"I spoke for five months, everything was ready, but the current club president said no." That's Xavi, in an interview with Romario, on why Lionel Messi never came back to Barcelona. Five months of work. Done by one man's decision.
Xavi was careful never to say Joan Laporta's name — he referred only to "the current president" throughout — but the target of his frustration is hardly a mystery. The same president, he added, is why his own coaching tenure ended the way it did: "I felt I was going to continue, that was agreed with the president, but there was a personal issue with someone at the club that prevented it."
What actually happened with Messi
This wasn't a vague flirtation. Xavi tried to bring back Dani Alves, Neymar, Pedro, and Messi during his spell as manager. Pedro and Neymar fell through on financial grounds — La Liga's financial fair play limits strangled both moves. But Messi's collapse was different. The deal was there. The president killed it.

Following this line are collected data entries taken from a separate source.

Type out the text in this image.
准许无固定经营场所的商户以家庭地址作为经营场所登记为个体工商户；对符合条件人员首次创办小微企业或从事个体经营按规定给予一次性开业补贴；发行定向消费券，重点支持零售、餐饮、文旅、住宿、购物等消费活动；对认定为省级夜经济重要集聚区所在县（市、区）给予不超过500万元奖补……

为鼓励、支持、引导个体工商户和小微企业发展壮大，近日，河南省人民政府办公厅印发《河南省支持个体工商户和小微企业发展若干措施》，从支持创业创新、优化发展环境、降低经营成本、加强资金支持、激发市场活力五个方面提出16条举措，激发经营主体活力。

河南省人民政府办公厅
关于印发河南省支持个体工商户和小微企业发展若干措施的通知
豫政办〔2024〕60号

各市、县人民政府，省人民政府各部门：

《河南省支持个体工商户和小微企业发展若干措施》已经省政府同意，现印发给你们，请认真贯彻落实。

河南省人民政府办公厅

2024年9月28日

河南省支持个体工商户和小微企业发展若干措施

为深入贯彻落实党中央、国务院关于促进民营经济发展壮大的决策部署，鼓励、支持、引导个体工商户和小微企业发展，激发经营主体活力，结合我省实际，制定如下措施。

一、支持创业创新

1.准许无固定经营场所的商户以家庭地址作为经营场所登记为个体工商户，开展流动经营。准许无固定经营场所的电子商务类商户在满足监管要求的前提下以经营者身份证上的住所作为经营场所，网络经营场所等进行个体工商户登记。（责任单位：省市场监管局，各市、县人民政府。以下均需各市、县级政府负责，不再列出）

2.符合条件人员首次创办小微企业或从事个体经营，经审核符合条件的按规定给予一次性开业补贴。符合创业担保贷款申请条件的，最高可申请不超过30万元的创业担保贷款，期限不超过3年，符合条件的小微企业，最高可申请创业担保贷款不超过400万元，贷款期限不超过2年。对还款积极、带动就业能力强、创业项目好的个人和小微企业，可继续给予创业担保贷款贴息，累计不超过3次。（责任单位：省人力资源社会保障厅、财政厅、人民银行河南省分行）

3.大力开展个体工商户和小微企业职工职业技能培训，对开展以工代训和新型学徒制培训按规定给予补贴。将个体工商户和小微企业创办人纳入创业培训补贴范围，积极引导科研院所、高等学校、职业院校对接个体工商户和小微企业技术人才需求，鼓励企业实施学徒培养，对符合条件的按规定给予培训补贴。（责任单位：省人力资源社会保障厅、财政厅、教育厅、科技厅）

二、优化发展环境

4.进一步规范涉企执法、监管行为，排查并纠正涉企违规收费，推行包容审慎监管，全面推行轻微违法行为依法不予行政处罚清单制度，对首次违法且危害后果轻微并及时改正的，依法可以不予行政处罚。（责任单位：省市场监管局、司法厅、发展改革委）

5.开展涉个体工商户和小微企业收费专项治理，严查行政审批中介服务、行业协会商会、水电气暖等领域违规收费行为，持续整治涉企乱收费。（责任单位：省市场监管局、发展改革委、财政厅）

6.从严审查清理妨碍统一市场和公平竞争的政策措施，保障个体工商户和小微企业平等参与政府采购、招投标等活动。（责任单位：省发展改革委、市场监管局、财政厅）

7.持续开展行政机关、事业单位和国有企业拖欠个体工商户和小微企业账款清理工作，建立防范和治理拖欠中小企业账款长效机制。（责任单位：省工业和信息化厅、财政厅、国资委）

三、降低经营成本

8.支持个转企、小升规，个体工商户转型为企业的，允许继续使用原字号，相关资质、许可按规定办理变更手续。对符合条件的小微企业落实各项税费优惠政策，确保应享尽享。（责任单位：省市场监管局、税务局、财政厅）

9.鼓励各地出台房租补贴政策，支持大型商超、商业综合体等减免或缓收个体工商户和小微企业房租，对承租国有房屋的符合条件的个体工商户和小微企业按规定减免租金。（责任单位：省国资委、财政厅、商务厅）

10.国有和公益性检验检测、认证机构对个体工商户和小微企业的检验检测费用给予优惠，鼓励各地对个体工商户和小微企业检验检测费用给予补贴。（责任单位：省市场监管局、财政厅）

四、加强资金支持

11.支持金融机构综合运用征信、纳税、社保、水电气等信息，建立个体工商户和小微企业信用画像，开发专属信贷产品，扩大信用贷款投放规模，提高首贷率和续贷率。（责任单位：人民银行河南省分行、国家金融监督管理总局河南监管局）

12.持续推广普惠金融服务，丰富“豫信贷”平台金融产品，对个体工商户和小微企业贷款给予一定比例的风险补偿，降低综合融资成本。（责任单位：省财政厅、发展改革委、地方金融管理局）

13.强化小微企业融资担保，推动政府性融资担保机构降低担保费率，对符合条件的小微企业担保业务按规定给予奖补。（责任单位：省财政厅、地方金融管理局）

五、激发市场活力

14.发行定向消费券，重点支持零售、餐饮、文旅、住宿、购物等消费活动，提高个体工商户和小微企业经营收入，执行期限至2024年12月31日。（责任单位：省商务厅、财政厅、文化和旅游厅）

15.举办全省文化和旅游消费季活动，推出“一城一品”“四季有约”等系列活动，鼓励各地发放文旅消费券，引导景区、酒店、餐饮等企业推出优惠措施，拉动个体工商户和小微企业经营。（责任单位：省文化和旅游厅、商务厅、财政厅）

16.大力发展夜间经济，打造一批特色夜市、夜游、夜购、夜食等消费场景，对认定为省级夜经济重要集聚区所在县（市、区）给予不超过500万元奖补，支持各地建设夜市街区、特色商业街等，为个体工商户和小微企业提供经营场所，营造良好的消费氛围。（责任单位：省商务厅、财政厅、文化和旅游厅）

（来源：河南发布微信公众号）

Whether that decision looks smart or catastrophic depends on your perspective. Messi is 37, finishing his career in MLS with Inter Miami. The short-term spectacle of a return would have been enormous — and the commercial and emotional case was clearly strong enough for Xavi to pursue it for five months. Laporta apparently saw it differently.
For Barcelona's odds in any big competition, the irony is that the club is now thriving under Hansi Flick with the exact young core Xavi says he built. "We left a legacy of young players who are now the backbone of the team," he said. Raphinha, who Xavi personally pushed to sign and backed through a difficult spell, is now one of Europe's most dangerous attackers. Lamine Yamal — "a chosen one," per Xavi — is being compared to Messi himself.
On Messi, midfielders, and a World Cup he'd do it all for
Xavi was at his most expansive talking about players he loves. He named Pedri, Vitinha, Mac Allister, and Frenkie de Jong — "who is not always valued enough" — as the modern midfielders who actually understand the game rather than just move the ball. High praise from someone who spent 20 years defining what that position meant at the highest level.
On Messi, he didn't hold back: "There will be no one better than him." He also settled the 2010 Ballon d'Or debate cleanly — "I don't feel like I was robbed of one" — which shows either remarkable self-awareness or the fact that winning the World Cup that year left no room for grievance.
"Winning the World Cup was my best moment," he said, ranking it above four Champions League titles with Barcelona. That's the scale of what international football meant to him — and perhaps why he sees Spain as genuine contenders again now. "It would be fantastic to have two stars on the shirt."
As for his next job, he's open to Brazil. Open to anything, really. But the headline from this interview isn't about his future — it's about the door that was closed on Messi's past. Five months of work. One president. No deal.